Iowa Capital Gain Exclusion Inapplicable to Sale of Partnership Interest

March 11, 2008 | Roger McEowen

Iowa law (Iowa Code §422.7 (21)) provides that certain capital gains can be excluded from taxable income.  For the sale of business property to be eligible, the taxpayer must have either been employed in the business or materially participated in the business for ten years and held the property for ten years.  Also, the statute defines sale of a business as the sale of “all or substantially all of the tangible personal property or service of the business.”  The statute has been modified in recent years, but the provision defining “sale of a business” has not changed. 

A key question under the statute is whether the definition of “sale of a business” includes the sale of a partnership interest.  That was the issue in this case.  Here, the plaintiff was a CPA in a two-person partnership.  In 1989, the partnership merged with another firm, and the two partners became members of the merged firm.  But, a couple of years later, the merger was ended when the acquiring firm failed to make the payments required under the merger agreement.  As a result, all of the original partnership assets were transferred back to the two partners.  The next day, the plaintiff sold his one-half interest in the partnership to other partner who continued the business as a sole-proprietor.  The continuing partner paid for the interest in annual installments from 1992-2000.  That triggered capital gain to the plaintiff, and he claimed the exclusion for years 1992-2000.  The Iowa Department of Revenue (IDOR) denied the exclusion, and assessed additional taxes, interest and penalties.  The IDOR’s reasoning was that the statute only applied to the sale of all or substantially all of the tangible personal property or service of the business (as the statute states), and not the sale of a partnership interest.  Indeed, IDOR’s own interpretive rule specifies that capital gains incurred from the sale of an ownership interest in a partnership, LLC or other entity are not eligible for the exclusion (Iowa Admin. Code §701-40.38(8)). 

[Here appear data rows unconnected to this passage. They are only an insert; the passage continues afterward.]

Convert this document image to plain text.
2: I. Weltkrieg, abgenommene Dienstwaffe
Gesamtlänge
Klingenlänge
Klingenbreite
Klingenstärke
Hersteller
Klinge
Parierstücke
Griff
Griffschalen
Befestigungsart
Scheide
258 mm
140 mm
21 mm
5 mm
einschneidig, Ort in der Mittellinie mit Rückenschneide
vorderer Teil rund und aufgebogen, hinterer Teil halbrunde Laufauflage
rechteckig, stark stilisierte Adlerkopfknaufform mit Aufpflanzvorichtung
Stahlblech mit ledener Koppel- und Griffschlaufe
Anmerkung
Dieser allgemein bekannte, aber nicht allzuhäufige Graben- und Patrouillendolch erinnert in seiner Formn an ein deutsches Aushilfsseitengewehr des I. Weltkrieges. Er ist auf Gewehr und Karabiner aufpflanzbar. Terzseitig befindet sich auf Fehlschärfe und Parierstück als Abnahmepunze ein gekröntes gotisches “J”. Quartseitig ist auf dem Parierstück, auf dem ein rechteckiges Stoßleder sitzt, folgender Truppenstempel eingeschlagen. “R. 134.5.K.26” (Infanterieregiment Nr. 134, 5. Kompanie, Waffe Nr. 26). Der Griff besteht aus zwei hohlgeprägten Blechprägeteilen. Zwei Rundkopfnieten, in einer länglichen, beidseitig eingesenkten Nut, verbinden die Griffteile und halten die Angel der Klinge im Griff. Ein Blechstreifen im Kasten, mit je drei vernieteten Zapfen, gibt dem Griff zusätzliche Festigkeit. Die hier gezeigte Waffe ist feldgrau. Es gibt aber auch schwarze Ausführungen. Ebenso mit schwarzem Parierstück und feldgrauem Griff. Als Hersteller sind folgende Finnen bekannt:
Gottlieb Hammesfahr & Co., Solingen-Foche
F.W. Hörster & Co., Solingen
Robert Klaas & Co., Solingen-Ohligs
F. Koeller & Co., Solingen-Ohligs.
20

The plaintiff believed the IDOR’s interpretation of the statute was too narrow, and claimed that the partnership interest was, by itself, a “business.”  Since 100 percent of the business was sold, therefore, the plaintiff claimed that the exclusion should apply.  But, the trial court upheld the IDOR’s ruling, and the taxpayer sought the Supreme Court’s review of the matter. 

The Supreme Court noted that tax exclusions are to be construed strictly against the taxpayer, and that the use of the phrase “tangible personal property or service of the business” in the statute focused on the sale of tangible and intangible assets that are used in production and marketing, rather than the sale of stock or partnership interests.  So, the “business” involved the accounting partnership and not the ownership interest in the partnership.  On that point, the court noted that under Iowa law (Iowa Code §486A.501), a partner has no interest in partnership property.  That meant that the plaintiff’s sale of his partnership interest did not constitute the sale of any tangible personal property or service of the partnership.   

The court also noted that the legislature did not expressly require the application of federal law in determining what constituted capital gain from the sale of a business and what constituted a capital asset.  Based on these findings, the Court reasoned that the IDOR’s interpretation of the statute was not wholly unjustifiable.  When it comes to challenging government administrative findings, that’s a pretty tough hurdle to overcome.  Ranniger v. Iowa Department of Revenue and Finance,746 N.W.2d 267 (Iowa Sup. Ct. 2008).